Lepcha, or Róng, is a unique minority script used in parts of India, Nepal and
Bhutan. Although it shares some features with other Indic scripts,
it also possesses some of its own unique challenges.
As you can see in the sample above, Lepcha uses lots of special marks and requires
ligatures as well as graphic transposition and reordering in
order to create meaningful Lepcha text. The font supplied with
the Lepcha Language Kit takes care of all these things for you.
Lepcha has yet to be included in Unicode as of version 4.0 but a proposal to
include it is currently in process. Rather than wait, we have
opted to encode our Lepcha support now using the tentative codepoints
assigned in the proposal. This approach will allow users to begin
using Unicode now for Lepcha documents but may be subject to
changes when the script is officially adopted into Unicode.

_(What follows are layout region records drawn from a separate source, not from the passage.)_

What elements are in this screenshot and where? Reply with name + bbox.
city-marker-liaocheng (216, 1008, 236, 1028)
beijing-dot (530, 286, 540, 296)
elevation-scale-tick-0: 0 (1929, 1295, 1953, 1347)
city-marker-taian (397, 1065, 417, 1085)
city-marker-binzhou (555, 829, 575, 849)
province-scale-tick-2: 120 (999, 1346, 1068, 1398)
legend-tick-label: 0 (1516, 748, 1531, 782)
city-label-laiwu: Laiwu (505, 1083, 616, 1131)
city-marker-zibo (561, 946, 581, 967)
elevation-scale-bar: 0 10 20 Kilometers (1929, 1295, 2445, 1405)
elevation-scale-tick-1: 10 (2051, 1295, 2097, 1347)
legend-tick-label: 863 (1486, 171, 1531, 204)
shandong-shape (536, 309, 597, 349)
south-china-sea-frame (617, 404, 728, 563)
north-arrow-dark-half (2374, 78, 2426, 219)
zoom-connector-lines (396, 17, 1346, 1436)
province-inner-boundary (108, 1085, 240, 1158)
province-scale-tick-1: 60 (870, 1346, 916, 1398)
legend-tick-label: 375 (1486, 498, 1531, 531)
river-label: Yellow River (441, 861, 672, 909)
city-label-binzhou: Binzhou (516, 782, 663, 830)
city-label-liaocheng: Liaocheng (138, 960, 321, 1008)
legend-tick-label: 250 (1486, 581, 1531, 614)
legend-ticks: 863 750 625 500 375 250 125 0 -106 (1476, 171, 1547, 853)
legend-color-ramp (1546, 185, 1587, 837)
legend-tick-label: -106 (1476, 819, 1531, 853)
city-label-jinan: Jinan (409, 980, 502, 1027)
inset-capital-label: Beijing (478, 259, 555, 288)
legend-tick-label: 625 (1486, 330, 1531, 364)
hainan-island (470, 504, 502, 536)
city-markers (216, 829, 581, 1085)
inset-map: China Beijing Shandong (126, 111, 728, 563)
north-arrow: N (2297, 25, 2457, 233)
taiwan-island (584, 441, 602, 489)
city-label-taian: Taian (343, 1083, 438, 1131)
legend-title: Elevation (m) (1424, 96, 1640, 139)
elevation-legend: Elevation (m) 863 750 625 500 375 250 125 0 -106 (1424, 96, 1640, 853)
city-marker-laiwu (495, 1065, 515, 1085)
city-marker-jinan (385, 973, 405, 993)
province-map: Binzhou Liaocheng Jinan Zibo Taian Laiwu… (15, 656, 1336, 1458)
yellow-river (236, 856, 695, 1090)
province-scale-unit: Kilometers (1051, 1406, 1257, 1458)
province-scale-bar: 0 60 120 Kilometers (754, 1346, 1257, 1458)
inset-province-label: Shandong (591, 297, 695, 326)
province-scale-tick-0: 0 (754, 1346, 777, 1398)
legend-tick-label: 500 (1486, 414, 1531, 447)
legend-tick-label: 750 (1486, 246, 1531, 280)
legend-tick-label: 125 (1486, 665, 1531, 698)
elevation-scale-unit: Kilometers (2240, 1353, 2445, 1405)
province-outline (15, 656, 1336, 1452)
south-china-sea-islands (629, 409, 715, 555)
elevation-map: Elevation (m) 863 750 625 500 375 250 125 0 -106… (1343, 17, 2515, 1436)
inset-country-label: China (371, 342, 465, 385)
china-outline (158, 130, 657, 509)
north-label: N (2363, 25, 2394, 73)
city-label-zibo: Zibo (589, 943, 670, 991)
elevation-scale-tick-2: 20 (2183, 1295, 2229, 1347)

Changes,
if any, are expected to be minimal.
We’d love to hear from people or organizations who are working with Lepchas or
the Lepcha language and we’re happy to make our Unicode support
available free of charge to anyone helping to preserve the Lepcha
language and heritage.
Although we normally create our own fonts for all of our products, the Lepcha Language Kit will hopefully include a third-party font created by Jason Glavy (this is the
font depicted above). We’ve adapted the Unicode encoding and
added the intelligence to display the script properly but the
outlines were created by Jason.
We are working on our own Lepcha font but there’s no reason why users should
have to wait and Jason’s font is quite nice!